« Tu es un jeu bien curieux et ouvert d'esprit, Kitai. Tu ne sais nullement comme le monde est compliqué lorsque nous sommes immortels. Je ne comprenais l'intérêt de sacrifier les miens, nous étions de simples bestiaux pour les humains, de véritables monstres. Des contes insultent notre race depuis toujours. Tu le sais aussi bien que moi, non ? Nous ne choisissons pas notre faim. Nous ne choisissons pas notre vie. Auparavant, nous mourrions car nos ennemis étaient nombreux. Aujourd'hui, le monde est bien plus petit et les ennemis bien moins diversifiés. »
« La différence est que je ne connaissais pas ce monde. Je me battais pour mon peuple, pour le protéger. Avec du recul, j'ai finalement eu la chance de comprendre avant de commettre l'irréparable... Si nous sommes trop nombreux et si nous continuons à vaincre, nous ne pourrions plus nous nourrir. Bien des Kenketsu souhaitent créer des fermes à humains. Cette idée me répugne. Je ne souhaite pas tomber aussi bas. »
Pour un si récent immortel, il était bien difficile de comprendre. Un Kenketsu pénétra dans la zone avec un seau de sang frais. Il le posa devant les vampires attachés, le Prince libéra de son emprise celui précédemment immobilisé. Ils se mirent à boire tels des chiens.
« Lors de cette fameuse nuit, j'ai eu le malheur de mordre la mauvaise Gaikotsu. Souhaitant initialement en faire une goule, je succomba à sa beauté et je décida de lui offrir l'immortalité. Elle se réveilla plusieurs jours plus tard, elle était d'une beauté unique et elle me demanda de lui raconter sa vie. Comme tu en doutes, elle était amnésique, le malheur temporaire d'un goule se transformant en Kenketsu... »
« Tu en doutes, jeune Kenketsu. Cette femme était celle de Faust. Elle ne pensa pas l'être pendant des années... Lors de mon combat face à ce Faust, cet homme usa du squelette de chacun des Gaikotsu tués durant la précédente bataille. Jadis, je ne pouvais point imaginer que les membres de cette illustre famille pouvaient vaincre plus de 200 membres de ma propre lignée. »
« Le pouvoir Faust, il le mit au point pour s'en servir afin de réanimer sa belle sans réaliser que celle-ci était alors immortelle.

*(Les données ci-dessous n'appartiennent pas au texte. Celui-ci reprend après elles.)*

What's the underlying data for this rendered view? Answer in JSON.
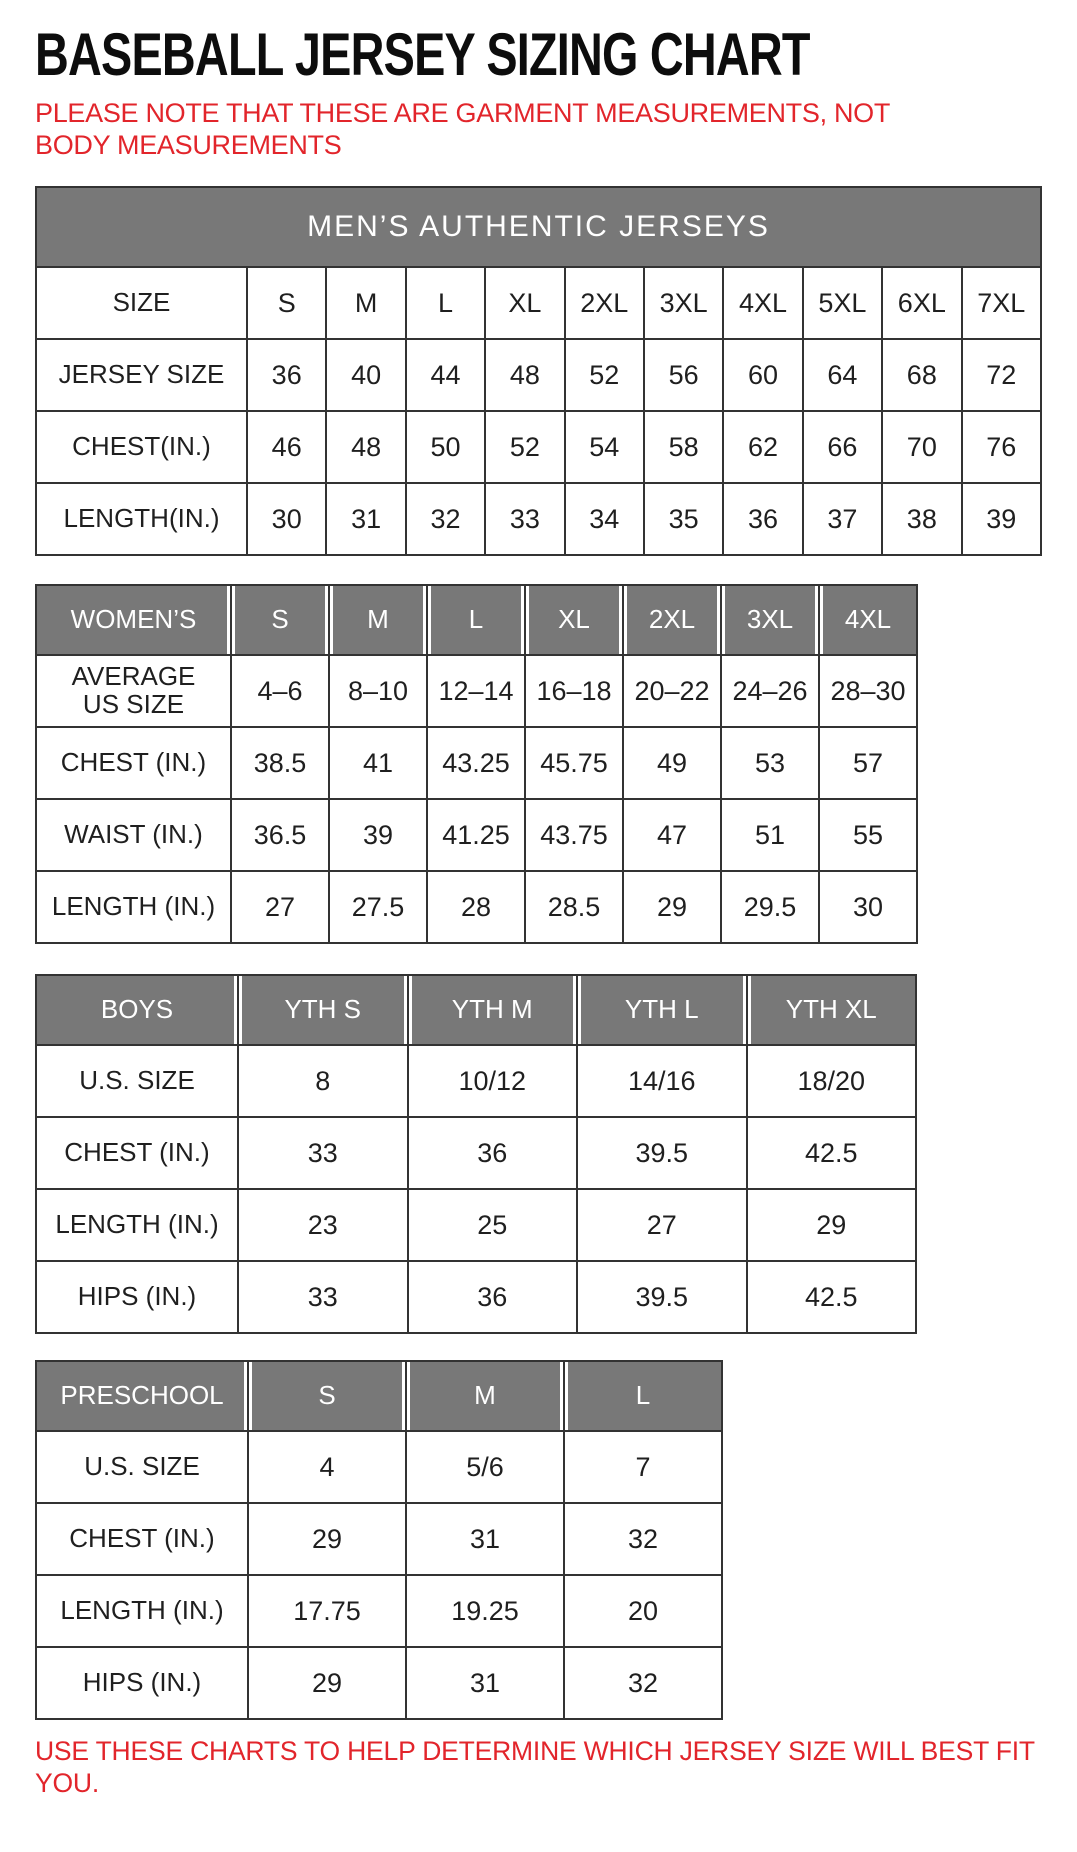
{
  "page": {
    "title": "BASEBALL JERSEY SIZING CHART",
    "note": "PLEASE NOTE THAT THESE ARE GARMENT MEASUREMENTS, NOT BODY MEASUREMENTS",
    "footer": "USE THESE CHARTS TO HELP DETERMINE WHICH JERSEY SIZE WILL BEST FIT YOU.",
    "colors": {
      "accent_red": "#e2252b",
      "header_gray": "#787878",
      "grid_line": "#333333",
      "text_black": "#1f1f1f"
    }
  },
  "chart_data": [
    {
      "type": "table",
      "id": "mens-authentic-jerseys",
      "banner": "MEN’S AUTHENTIC JERSEYS",
      "rows": [
        [
          "SIZE",
          "S",
          "M",
          "L",
          "XL",
          "2XL",
          "3XL",
          "4XL",
          "5XL",
          "6XL",
          "7XL"
        ],
        [
          "JERSEY SIZE",
          "36",
          "40",
          "44",
          "48",
          "52",
          "56",
          "60",
          "64",
          "68",
          "72"
        ],
        [
          "CHEST(IN.)",
          "46",
          "48",
          "50",
          "52",
          "54",
          "58",
          "62",
          "66",
          "70",
          "76"
        ],
        [
          "LENGTH(IN.)",
          "30",
          "31",
          "32",
          "33",
          "34",
          "35",
          "36",
          "37",
          "38",
          "39"
        ]
      ]
    },
    {
      "type": "table",
      "id": "womens",
      "header": [
        "WOMEN’S",
        "S",
        "M",
        "L",
        "XL",
        "2XL",
        "3XL",
        "4XL"
      ],
      "rows": [
        [
          "AVERAGE\nUS SIZE",
          "4–6",
          "8–10",
          "12–14",
          "16–18",
          "20–22",
          "24–26",
          "28–30"
        ],
        [
          "CHEST (IN.)",
          "38.5",
          "41",
          "43.25",
          "45.75",
          "49",
          "53",
          "57"
        ],
        [
          "WAIST (IN.)",
          "36.5",
          "39",
          "41.25",
          "43.75",
          "47",
          "51",
          "55"
        ],
        [
          "LENGTH (IN.)",
          "27",
          "27.5",
          "28",
          "28.5",
          "29",
          "29.5",
          "30"
        ]
      ]
    },
    {
      "type": "table",
      "id": "boys",
      "header": [
        "BOYS",
        "YTH S",
        "YTH M",
        "YTH L",
        "YTH XL"
      ],
      "rows": [
        [
          "U.S. SIZE",
          "8",
          "10/12",
          "14/16",
          "18/20"
        ],
        [
          "CHEST (IN.)",
          "33",
          "36",
          "39.5",
          "42.5"
        ],
        [
          "LENGTH (IN.)",
          "23",
          "25",
          "27",
          "29"
        ],
        [
          "HIPS (IN.)",
          "33",
          "36",
          "39.5",
          "42.5"
        ]
      ]
    },
    {
      "type": "table",
      "id": "preschool",
      "header": [
        "PRESCHOOL",
        "S",
        "M",
        "L"
      ],
      "rows": [
        [
          "U.S. SIZE",
          "4",
          "5/6",
          "7"
        ],
        [
          "CHEST (IN.)",
          "29",
          "31",
          "32"
        ],
        [
          "LENGTH (IN.)",
          "17.75",
          "19.25",
          "20"
        ],
        [
          "HIPS (IN.)",
          "29",
          "31",
          "32"
        ]
      ]
    }
  ]
}
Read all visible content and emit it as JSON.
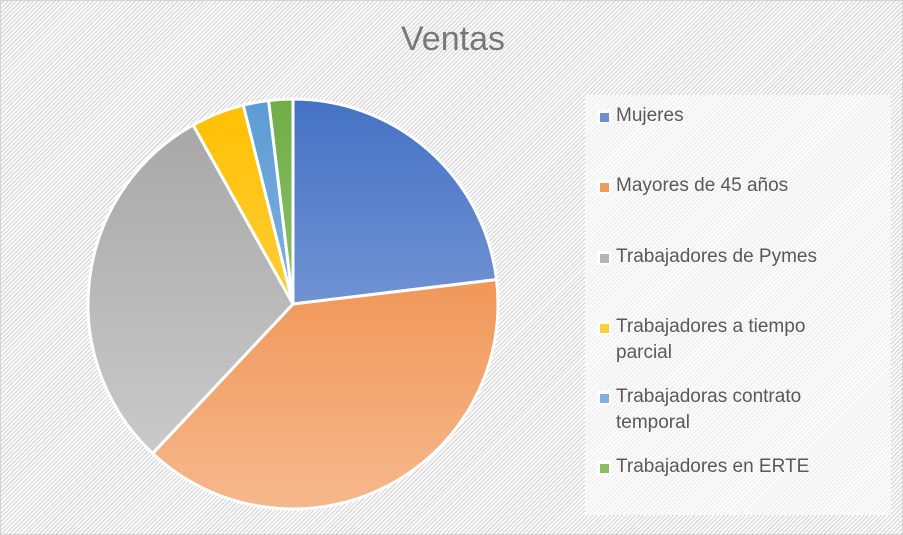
{
  "chart_data": {
    "type": "pie",
    "title": "Ventas",
    "categories": [
      "Mujeres",
      "Mayores de 45 años",
      "Trabajadores de Pymes",
      "Trabajadores a tiempo parcial",
      "Trabajadoras contrato temporal",
      "Trabajadores en ERTE"
    ],
    "values": [
      23.1,
      38.9,
      29.9,
      4.2,
      2.0,
      1.9
    ],
    "unit": "%",
    "start_angle_deg": 0,
    "direction": "clockwise",
    "legend_position": "right",
    "data_labels": false,
    "colors": [
      {
        "top": "#4472c4",
        "bottom": "#9db3e2"
      },
      {
        "top": "#ed7d31",
        "bottom": "#f6b88c"
      },
      {
        "top": "#a5a5a5",
        "bottom": "#cfcfcf"
      },
      {
        "top": "#ffc000",
        "bottom": "#ffdb70"
      },
      {
        "top": "#5b9bd5",
        "bottom": "#a7c8ec"
      },
      {
        "top": "#70ad47",
        "bottom": "#a8d48c"
      }
    ]
  },
  "title": "Ventas",
  "legend": {
    "items": [
      {
        "label": "Mujeres",
        "swatch": "#6e8fd0"
      },
      {
        "label": "Mayores de 45 años",
        "swatch": "#f09a5c"
      },
      {
        "label": "Trabajadores de Pymes",
        "swatch": "#b5b5b5"
      },
      {
        "label": "Trabajadores a tiempo parcial",
        "swatch": "#ffcd38"
      },
      {
        "label": "Trabajadoras contrato temporal",
        "swatch": "#7fb0e0"
      },
      {
        "label": "Trabajadores en ERTE",
        "swatch": "#88bf63"
      }
    ]
  }
}
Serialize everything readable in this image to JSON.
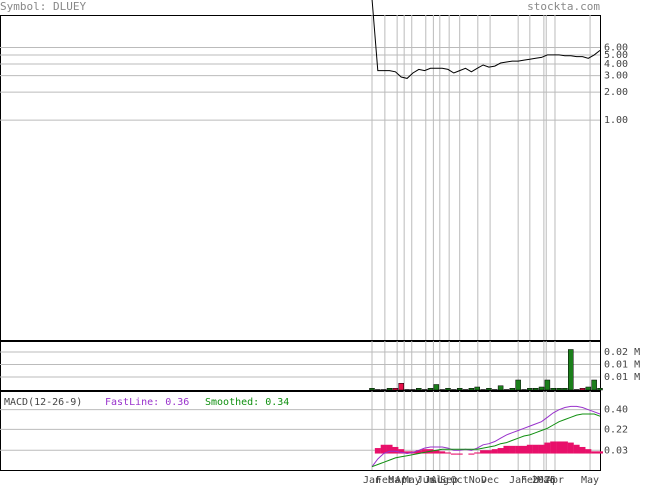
{
  "header": {
    "symbol": "Symbol: DLUEY",
    "site": "stockta.com"
  },
  "chart_data": [
    {
      "type": "line",
      "log_scale": true,
      "ylim": [
        0.0044,
        13.4
      ],
      "yticks": [
        {
          "value": 6,
          "label": "6.00"
        },
        {
          "value": 5,
          "label": "5.00"
        },
        {
          "value": 4,
          "label": "4.00"
        },
        {
          "value": 3,
          "label": "3.00"
        },
        {
          "value": 2,
          "label": "2.00"
        },
        {
          "value": 1,
          "label": "1.00"
        }
      ],
      "xlim": [
        0,
        39
      ],
      "xticks": [
        {
          "value": 0,
          "label": "Jan"
        },
        {
          "value": 2.2,
          "label": "Feb"
        },
        {
          "value": 4.3,
          "label": "Mar"
        },
        {
          "value": 5.5,
          "label": "Apr"
        },
        {
          "value": 6.8,
          "label": "May"
        },
        {
          "value": 9.2,
          "label": "Jun"
        },
        {
          "value": 10.5,
          "label": "Jul"
        },
        {
          "value": 11.6,
          "label": "Aug"
        },
        {
          "value": 13.2,
          "label": "Sep"
        },
        {
          "value": 15,
          "label": "Oct"
        },
        {
          "value": 18.1,
          "label": "Nov"
        },
        {
          "value": 20.2,
          "label": "Dec"
        },
        {
          "value": 25,
          "label": "Jan"
        },
        {
          "value": 27,
          "label": "Feb"
        },
        {
          "value": 29.4,
          "label": "2025"
        },
        {
          "value": 29.8,
          "label": "Mar"
        },
        {
          "value": 31.3,
          "label": "Apr"
        },
        {
          "value": 37.3,
          "label": "May"
        }
      ],
      "series": [
        {
          "name": "Price",
          "color": "#000000",
          "values": [
            20,
            3.4,
            3.4,
            3.4,
            3.3,
            2.9,
            2.8,
            3.2,
            3.5,
            3.4,
            3.6,
            3.6,
            3.6,
            3.5,
            3.2,
            3.4,
            3.6,
            3.3,
            3.6,
            3.9,
            3.7,
            3.8,
            4.1,
            4.2,
            4.3,
            4.3,
            4.4,
            4.5,
            4.6,
            4.7,
            5.0,
            5.0,
            5.0,
            4.9,
            4.9,
            4.8,
            4.8,
            4.6,
            5.0,
            5.6
          ]
        }
      ]
    },
    {
      "type": "bar",
      "ylim": [
        0.0048,
        0.0244
      ],
      "yticks": [
        {
          "value": 0.02,
          "label": "0.02 M"
        },
        {
          "value": 0.015,
          "label": "0.01 M"
        },
        {
          "value": 0.01,
          "label": "0.01 M"
        }
      ],
      "color": "#1b7f1b",
      "down_color": "#e8104a",
      "red_bars": [
        4,
        5,
        36
      ],
      "values": [
        0.0055,
        0.005,
        0.005,
        0.0055,
        0.0055,
        0.0075,
        0.005,
        0.005,
        0.0055,
        0.005,
        0.0055,
        0.007,
        0.005,
        0.0055,
        0.005,
        0.0055,
        0.005,
        0.0055,
        0.006,
        0.005,
        0.0055,
        0.005,
        0.0065,
        0.005,
        0.0055,
        0.0088,
        0.005,
        0.0055,
        0.0055,
        0.006,
        0.0088,
        0.0055,
        0.0055,
        0.0055,
        0.021,
        0.005,
        0.0055,
        0.006,
        0.0088,
        0.0055
      ]
    },
    {
      "type": "macd",
      "title": "MACD(12-26-9)",
      "ylim": [
        -0.15,
        0.57
      ],
      "yticks": [
        {
          "value": 0.4,
          "label": "0.40"
        },
        0.22,
        0.03
      ],
      "series": [
        {
          "name": "FastLine: 0.36",
          "color": "#9932cc",
          "values": [
            -0.12,
            -0.05,
            0,
            0.02,
            0.02,
            0.01,
            0,
            0.01,
            0.03,
            0.05,
            0.06,
            0.06,
            0.06,
            0.05,
            0.03,
            0.03,
            0.04,
            0.03,
            0.05,
            0.08,
            0.09,
            0.11,
            0.14,
            0.17,
            0.19,
            0.21,
            0.23,
            0.25,
            0.27,
            0.29,
            0.33,
            0.37,
            0.4,
            0.42,
            0.43,
            0.43,
            0.42,
            0.4,
            0.38,
            0.36
          ]
        },
        {
          "name": "Smoothed: 0.34",
          "color": "#109010",
          "values": [
            -0.12,
            -0.1,
            -0.08,
            -0.06,
            -0.04,
            -0.03,
            -0.02,
            -0.01,
            0,
            0.01,
            0.02,
            0.03,
            0.04,
            0.04,
            0.04,
            0.04,
            0.04,
            0.04,
            0.04,
            0.05,
            0.06,
            0.07,
            0.09,
            0.1,
            0.12,
            0.14,
            0.16,
            0.17,
            0.19,
            0.21,
            0.23,
            0.26,
            0.29,
            0.31,
            0.33,
            0.35,
            0.36,
            0.36,
            0.36,
            0.34
          ]
        }
      ],
      "histogram": {
        "color": "#e8106a",
        "values": [
          0,
          0.05,
          0.08,
          0.08,
          0.06,
          0.04,
          0.02,
          0.02,
          0.03,
          0.04,
          0.04,
          0.03,
          0.02,
          0.01,
          -0.01,
          -0.01,
          0,
          -0.01,
          0.01,
          0.03,
          0.03,
          0.04,
          0.05,
          0.07,
          0.07,
          0.07,
          0.07,
          0.08,
          0.08,
          0.08,
          0.1,
          0.11,
          0.11,
          0.11,
          0.1,
          0.08,
          0.06,
          0.04,
          0.02,
          0.02
        ]
      }
    }
  ]
}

Se sont-ils croisés dans la bataille ? Je ne le sais guère, mais pouvait-il seulement comprendre sa condition ? Ce jour-ci, cette femme se souvint alors de son passé... »
Pourquoi le Prince était-il en train de raconter sa vie ainsi ? Pour une seule raison, il connaissait bien la vie sur le Yuukan et il était parfaitement conscient que cette guerre n'était pas finie. Le Kenketsu n'était pas en train de se faire un allié, mais un confident. Il devait transmettre son savoir, le monde se devait de tourner.
« Tu dois trouver ce conte relativement ridicule. La vie l'est tout autant lorsqu'on y pense. Des batailles pour des territoires, pour des trésors ou pour de la puissance. Notre monde est ainsi. Ridicule. Pour autant, il est nécessaire de le faire tourner pour lui offrir la chance de changer. Les Kenketsu doivent-ils tuer les Gaikotsu ? Les Gaikotsu doivent-ils tuer les Kenketsu ? Je ne cesse d'éviter de tels malheurs, mais je ne suis malheureusement pas vraiment aidé en ce moment... »
Hatsuharu n'y était pas pour rien et il semblait faire des rencontres prometteuses et problématiques. Depuis lors, le Prince ne pouvait point jouer de la vie de ce mauvais fils. Sans quoi, celui-ci serait bien évidemment mort ou attaché à une chaîne.